As is sadly the case with creations like this, the Riva was discovered decades later with nature well on its way to another victory over machine. With the entire boat in need of extensive rebuilding, Riva-World founder Sandro Zani was tasked with the revitalization, and while no stranger to the intensive and extensive woodwork that give an Aquarama form, it’s not a common job to source and convert for marine use two vintage V12s.
After sourcing suitable units to begin working on, Zani was granted access to one of the boat’s old motors (one of the the V12s from the second iteration of Lamborghini power, from the counter-rotating setup) that was, and is currently, owned by Lamborghini. Armed with the correct pieces to begin the mountain of looming work, the task of actually building the motors was entrusted to Carobu Engineering in Albuquerque, New Mexico.
Working with modern engine simulation programs decades ahead of the motors’ technology, Carobu transformed the donors into the capable and competent marine-ready duo that are now each churning out over 320 horsepower. What began as two 4.0 liter lumps have since evolved into massive twin 5.5-liters. That extra capacity—which you’ll notice is as large as a typical economy car engine—comes by way of widened bores and increased stroke depth, though this is just a piece of the engineering that went into the V12s.
Intake flow and camshaft timing were optimized for the new capacity as well as for the low-rev requirements of a marine application. And with the new, more spacious interiors, the engines have filled out the enlarged volume with bespoke billet crankshafts and newly forged pistons. Furthermore, the counter-rotating motor had to be modified for correct oil flow, and so new paths were drilled into the cams using a process called Electronic Discharge Machining. What this process involves would require degrees that I don’t have to properly explain, but essentially it’s a process of machining metal using electrical charges to remove material that can create intricate and precise shapes and channels like those needed to reroute oil through a high-strung Italian V12 that’s been fitted to a wooden boat.

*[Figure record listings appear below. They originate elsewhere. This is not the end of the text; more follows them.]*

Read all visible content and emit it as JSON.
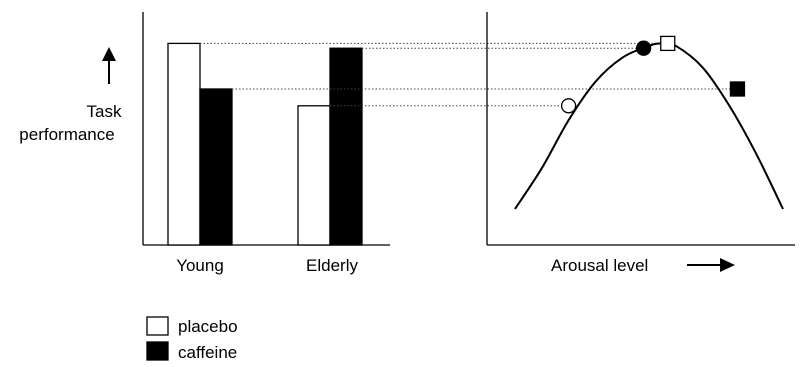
{
  "chart_data": [
    {
      "type": "bar",
      "ylabel": "Task performance",
      "categories": [
        "Young",
        "Elderly"
      ],
      "series": [
        {
          "name": "placebo",
          "color": "#ffffff",
          "values": [
            0.84,
            0.58
          ]
        },
        {
          "name": "caffeine",
          "color": "#000000",
          "values": [
            0.65,
            0.82
          ]
        }
      ],
      "ylim": [
        0,
        1
      ],
      "legend": "bottom-left",
      "grid": false
    },
    {
      "type": "line",
      "xlabel": "Arousal level",
      "ylabel": "Task performance",
      "xlim": [
        0,
        1
      ],
      "ylim": [
        0,
        1
      ],
      "curve": {
        "x": [
          0.0,
          0.1,
          0.2,
          0.3,
          0.4,
          0.5,
          0.55,
          0.6,
          0.7,
          0.8,
          0.9,
          1.0
        ],
        "y": [
          0.15,
          0.32,
          0.52,
          0.68,
          0.78,
          0.83,
          0.84,
          0.83,
          0.74,
          0.58,
          0.38,
          0.15
        ]
      },
      "points": [
        {
          "group": "Young",
          "series": "placebo",
          "marker": "square",
          "fill": "open",
          "x": 0.57,
          "y": 0.84
        },
        {
          "group": "Young",
          "series": "caffeine",
          "marker": "square",
          "fill": "filled",
          "x": 0.83,
          "y": 0.65
        },
        {
          "group": "Elderly",
          "series": "placebo",
          "marker": "circle",
          "fill": "open",
          "x": 0.2,
          "y": 0.58
        },
        {
          "group": "Elderly",
          "series": "caffeine",
          "marker": "circle",
          "fill": "filled",
          "x": 0.48,
          "y": 0.82
        }
      ],
      "grid": false
    }
  ],
  "labels": {
    "y_line1": "Task",
    "y_line2": "performance",
    "x_young": "Young",
    "x_elderly": "Elderly",
    "x_arousal": "Arousal level"
  },
  "legend": [
    {
      "label": "placebo",
      "fill": "#ffffff"
    },
    {
      "label": "caffeine",
      "fill": "#000000"
    }
  ]
}
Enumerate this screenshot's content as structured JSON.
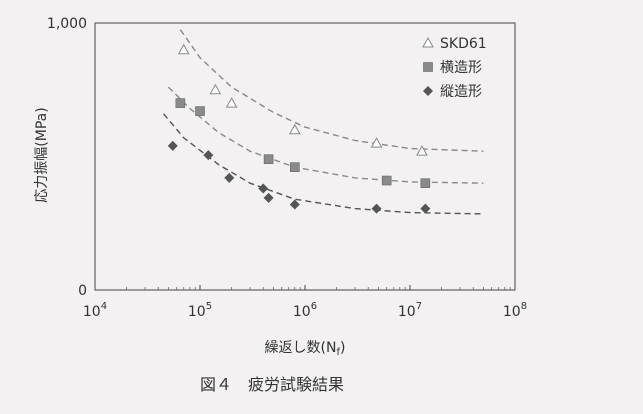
{
  "chart_data": {
    "type": "scatter",
    "xscale": "log",
    "xlim": [
      10000,
      100000000
    ],
    "ylim": [
      0,
      1000
    ],
    "xticks": [
      {
        "value": 10000,
        "base": "10",
        "exp": "4"
      },
      {
        "value": 100000,
        "base": "10",
        "exp": "5"
      },
      {
        "value": 1000000,
        "base": "10",
        "exp": "6"
      },
      {
        "value": 10000000,
        "base": "10",
        "exp": "7"
      },
      {
        "value": 100000000,
        "base": "10",
        "exp": "8"
      }
    ],
    "yticks": [
      {
        "value": 0,
        "label": "0"
      },
      {
        "value": 1000,
        "label": "1,000"
      }
    ],
    "xlabel": {
      "main": "繰返し数(N",
      "sub": "f",
      "end": ")"
    },
    "ylabel": "応力振幅(MPa)",
    "caption": "図４　疲労試験結果",
    "legend_position": "top-right",
    "grid": false,
    "series": [
      {
        "name": "SKD61",
        "marker": "triangle-open",
        "color": "#888888",
        "points": [
          [
            70000,
            900
          ],
          [
            140000,
            750
          ],
          [
            200000,
            700
          ],
          [
            800000,
            600
          ],
          [
            4800000,
            550
          ],
          [
            13000000,
            520
          ]
        ],
        "fit": [
          [
            65000,
            975
          ],
          [
            100000,
            870
          ],
          [
            200000,
            760
          ],
          [
            500000,
            665
          ],
          [
            1000000,
            610
          ],
          [
            3000000,
            560
          ],
          [
            10000000,
            530
          ],
          [
            50000000,
            520
          ]
        ]
      },
      {
        "name": "横造形",
        "marker": "square",
        "color": "#8a8a8a",
        "points": [
          [
            65000,
            700
          ],
          [
            100000,
            670
          ],
          [
            450000,
            490
          ],
          [
            800000,
            460
          ],
          [
            6000000,
            410
          ],
          [
            14000000,
            400
          ]
        ],
        "fit": [
          [
            50000,
            760
          ],
          [
            80000,
            680
          ],
          [
            150000,
            590
          ],
          [
            300000,
            520
          ],
          [
            800000,
            460
          ],
          [
            3000000,
            420
          ],
          [
            10000000,
            405
          ],
          [
            50000000,
            400
          ]
        ]
      },
      {
        "name": "縦造形",
        "marker": "diamond",
        "color": "#555555",
        "points": [
          [
            55000,
            540
          ],
          [
            120000,
            505
          ],
          [
            190000,
            420
          ],
          [
            400000,
            380
          ],
          [
            450000,
            345
          ],
          [
            800000,
            320
          ],
          [
            4800000,
            305
          ],
          [
            14000000,
            305
          ]
        ],
        "fit": [
          [
            45000,
            660
          ],
          [
            70000,
            570
          ],
          [
            150000,
            470
          ],
          [
            300000,
            400
          ],
          [
            800000,
            340
          ],
          [
            3000000,
            305
          ],
          [
            10000000,
            290
          ],
          [
            50000000,
            285
          ]
        ]
      }
    ]
  }
}
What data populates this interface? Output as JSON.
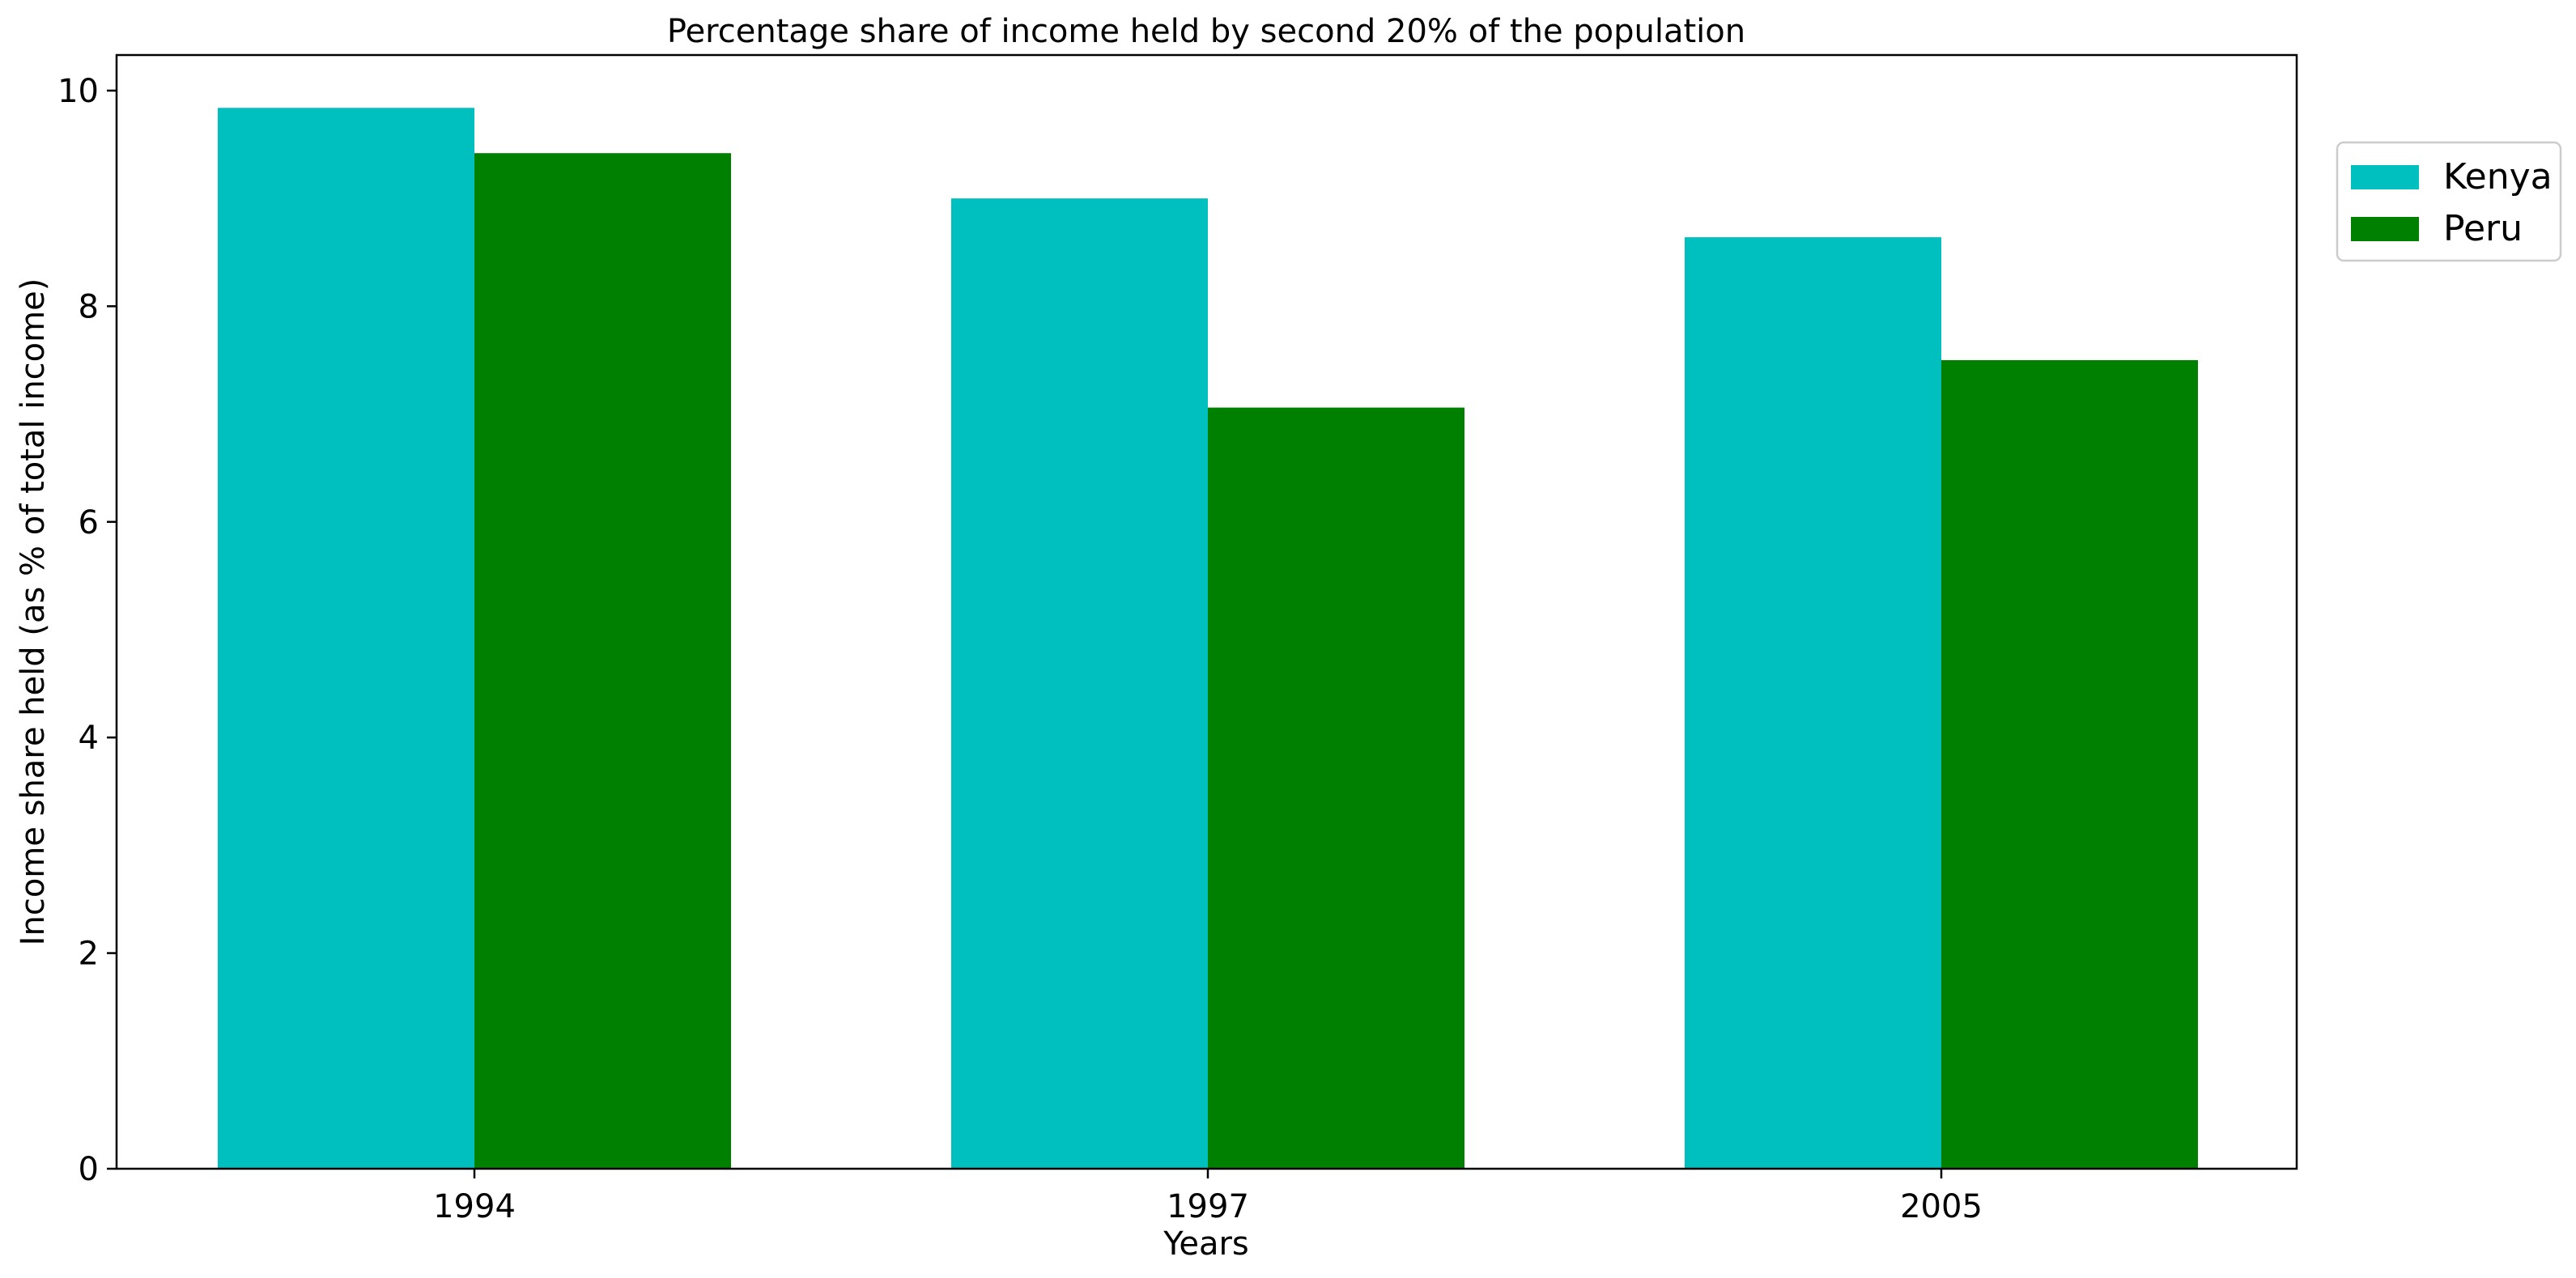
{
  "chart_data": {
    "type": "bar",
    "title": "Percentage share of income held by second 20% of the population",
    "xlabel": "Years",
    "ylabel": "Income share held (as % of total income)",
    "categories": [
      "1994",
      "1997",
      "2005"
    ],
    "series": [
      {
        "name": "Kenya",
        "color": "#00bfbf",
        "values": [
          9.84,
          9.0,
          8.64
        ]
      },
      {
        "name": "Peru",
        "color": "#008000",
        "values": [
          9.42,
          7.06,
          7.5
        ]
      }
    ],
    "ylim": [
      0,
      10.33
    ],
    "yticks": [
      0,
      2,
      4,
      6,
      8,
      10
    ],
    "grid": false,
    "legend_position": "top-right, outside plot area"
  }
}
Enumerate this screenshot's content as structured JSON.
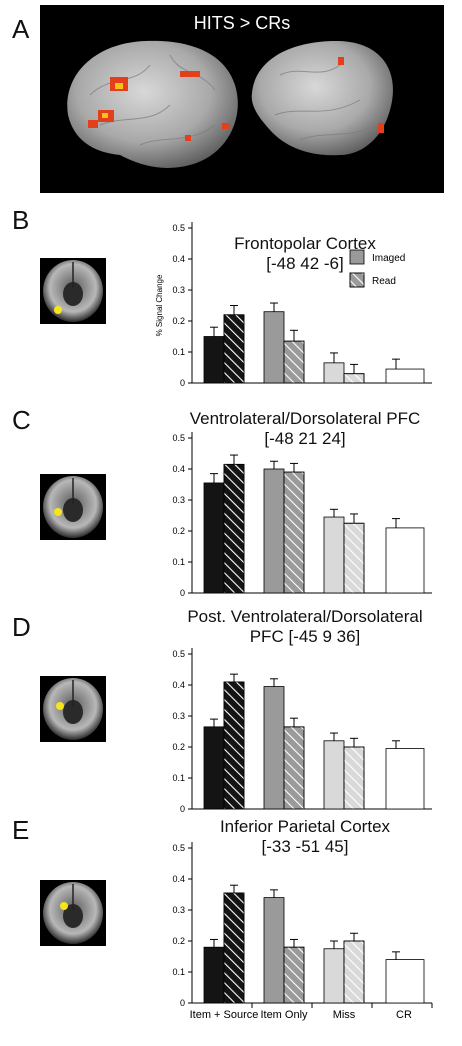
{
  "panelA": {
    "letter": "A",
    "title": "HITS > CRs"
  },
  "panels": [
    {
      "letter": "B",
      "title_line1": "Frontopolar Cortex",
      "title_line2": "[-48 42 -6]"
    },
    {
      "letter": "C",
      "title_line1": "Ventrolateral/Dorsolateral PFC",
      "title_line2": "[-48 21 24]"
    },
    {
      "letter": "D",
      "title_line1": "Post. Ventrolateral/Dorsolateral",
      "title_line2": "PFC  [-45 9 36]"
    },
    {
      "letter": "E",
      "title_line1": "Inferior Parietal Cortex",
      "title_line2": "[-33 -51 45]"
    }
  ],
  "legend": {
    "imaged": "Imaged",
    "read": "Read"
  },
  "ylabel": "% Signal Change",
  "categories": [
    "Item + Source",
    "Item Only",
    "Miss",
    "CR"
  ],
  "colors": {
    "item_source": "#141414",
    "item_only": "#9a9a9a",
    "miss": "#d9d9d9",
    "cr": "#ffffff",
    "blob": "#f5e61a"
  },
  "chart_data": [
    {
      "type": "bar",
      "title": "Frontopolar Cortex [-48 42 -6]",
      "ylabel": "% Signal Change",
      "ylim": [
        0,
        0.5
      ],
      "yticks": [
        0,
        0.1,
        0.2,
        0.3,
        0.4,
        0.5
      ],
      "tick_labels": [
        "0",
        "0.1",
        "0.2",
        "0.3",
        "0.4",
        "0.5"
      ],
      "series": [
        {
          "name": "Imaged",
          "values": [
            0.15,
            0.23,
            0.065,
            0.045
          ],
          "errors": [
            0.03,
            0.028,
            0.032,
            0.032
          ]
        },
        {
          "name": "Read",
          "values": [
            0.22,
            0.135,
            0.03,
            null
          ],
          "errors": [
            0.03,
            0.035,
            0.03,
            null
          ]
        }
      ]
    },
    {
      "type": "bar",
      "title": "Ventrolateral/Dorsolateral PFC [-48 21 24]",
      "ylim": [
        0,
        0.5
      ],
      "yticks": [
        0,
        0.1,
        0.2,
        0.3,
        0.4,
        0.5
      ],
      "tick_labels": [
        "0",
        "0.1",
        "0.2",
        "0.3",
        "0.4",
        "0.5"
      ],
      "series": [
        {
          "name": "Imaged",
          "values": [
            0.355,
            0.4,
            0.245,
            0.21
          ],
          "errors": [
            0.03,
            0.025,
            0.025,
            0.03
          ]
        },
        {
          "name": "Read",
          "values": [
            0.415,
            0.39,
            0.225,
            null
          ],
          "errors": [
            0.03,
            0.028,
            0.03,
            null
          ]
        }
      ]
    },
    {
      "type": "bar",
      "title": "Post. Ventrolateral/Dorsolateral PFC [-45 9 36]",
      "ylim": [
        0,
        0.5
      ],
      "yticks": [
        0,
        0.1,
        0.2,
        0.3,
        0.4,
        0.5
      ],
      "tick_labels": [
        "0",
        "0.1",
        "0.2",
        "0.3",
        "0.4",
        "0.5"
      ],
      "series": [
        {
          "name": "Imaged",
          "values": [
            0.265,
            0.395,
            0.22,
            0.195
          ],
          "errors": [
            0.025,
            0.025,
            0.025,
            0.025
          ]
        },
        {
          "name": "Read",
          "values": [
            0.41,
            0.265,
            0.2,
            null
          ],
          "errors": [
            0.025,
            0.028,
            0.028,
            null
          ]
        }
      ]
    },
    {
      "type": "bar",
      "title": "Inferior Parietal Cortex [-33 -51 45]",
      "ylim": [
        0,
        0.5
      ],
      "yticks": [
        0,
        0.1,
        0.2,
        0.3,
        0.4,
        0.5
      ],
      "tick_labels": [
        "0",
        "0.1",
        "0.2",
        "0.3",
        "0.4",
        "0.5"
      ],
      "series": [
        {
          "name": "Imaged",
          "values": [
            0.18,
            0.34,
            0.175,
            0.14
          ],
          "errors": [
            0.025,
            0.025,
            0.025,
            0.025
          ]
        },
        {
          "name": "Read",
          "values": [
            0.355,
            0.18,
            0.2,
            null
          ],
          "errors": [
            0.025,
            0.025,
            0.025,
            null
          ]
        }
      ]
    }
  ]
}
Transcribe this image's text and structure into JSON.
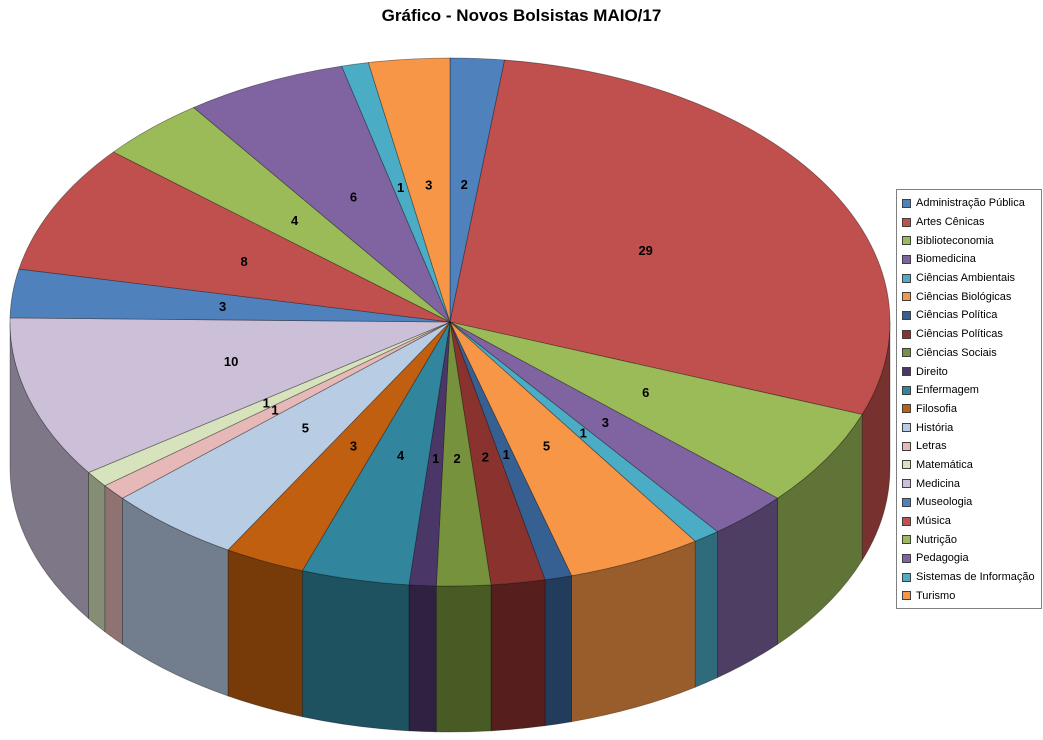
{
  "chart_data": {
    "type": "pie",
    "style": "3d",
    "title": "Gráfico - Novos Bolsistas MAIO/17",
    "start_angle_deg": -90,
    "direction": "clockwise",
    "total": 101,
    "legend_position": "right",
    "data_labels": "values",
    "background_color": "#FFFFFF",
    "categories": [
      "Administração Pública",
      "Artes Cênicas",
      "Biblioteconomia",
      "Biomedicina",
      "Ciências Ambientais",
      "Ciências Biológicas",
      "Ciências Política",
      "Ciências Políticas",
      "Ciências Sociais",
      "Direito",
      "Enfermagem",
      "Filosofia",
      "História",
      "Letras",
      "Matemática",
      "Medicina",
      "Museologia",
      "Música",
      "Nutrição",
      "Pedagogia",
      "Sistemas de Informação",
      "Turismo"
    ],
    "values": [
      2,
      29,
      6,
      3,
      1,
      5,
      1,
      2,
      2,
      1,
      4,
      3,
      5,
      1,
      1,
      10,
      3,
      8,
      4,
      6,
      1,
      3
    ],
    "colors": [
      "#4F81BD",
      "#C0504D",
      "#9BBB59",
      "#8064A2",
      "#4BACC6",
      "#F79646",
      "#376092",
      "#8A322E",
      "#76923C",
      "#4A3768",
      "#31859C",
      "#C05F10",
      "#B8CCE4",
      "#E6B9B8",
      "#D6E3BC",
      "#CCC0D9",
      "#4F81BD",
      "#C0504D",
      "#9BBB59",
      "#8064A2",
      "#4BACC6",
      "#F79646"
    ]
  }
}
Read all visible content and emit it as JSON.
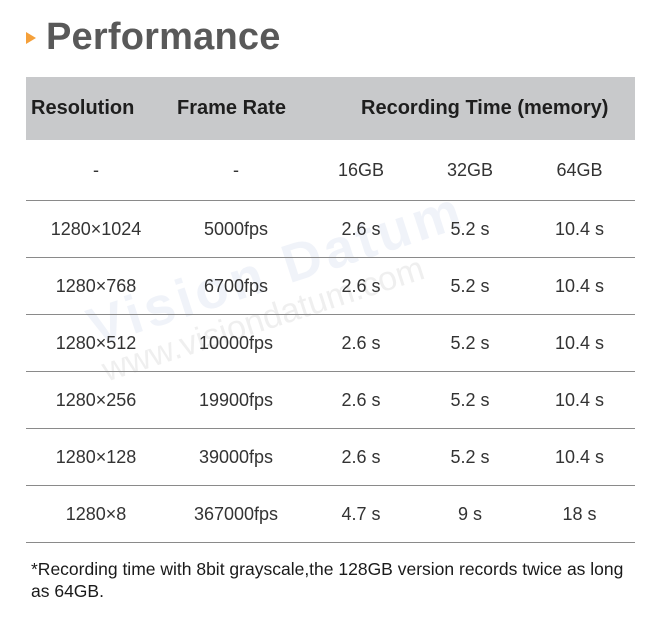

It’s been a long time coming, but the Lamborghini-powered Riva seems to have finally reached the potential seen in it so many decades ago. It’s fun to think of a world in which this becomes the national vehicle of Italy (seriously, what is more Italian than this?), and with a total of 12 Weber side draft carbs cramming air and fuel into practically siamese V12s before the used-up mix is shouted out of the chromed exhaust piping, it makes a pretty good case for a national anthem too, as evidenced by Carlo Riva’s two thumbs up—one for each of the Lamborghinis behind him perhaps?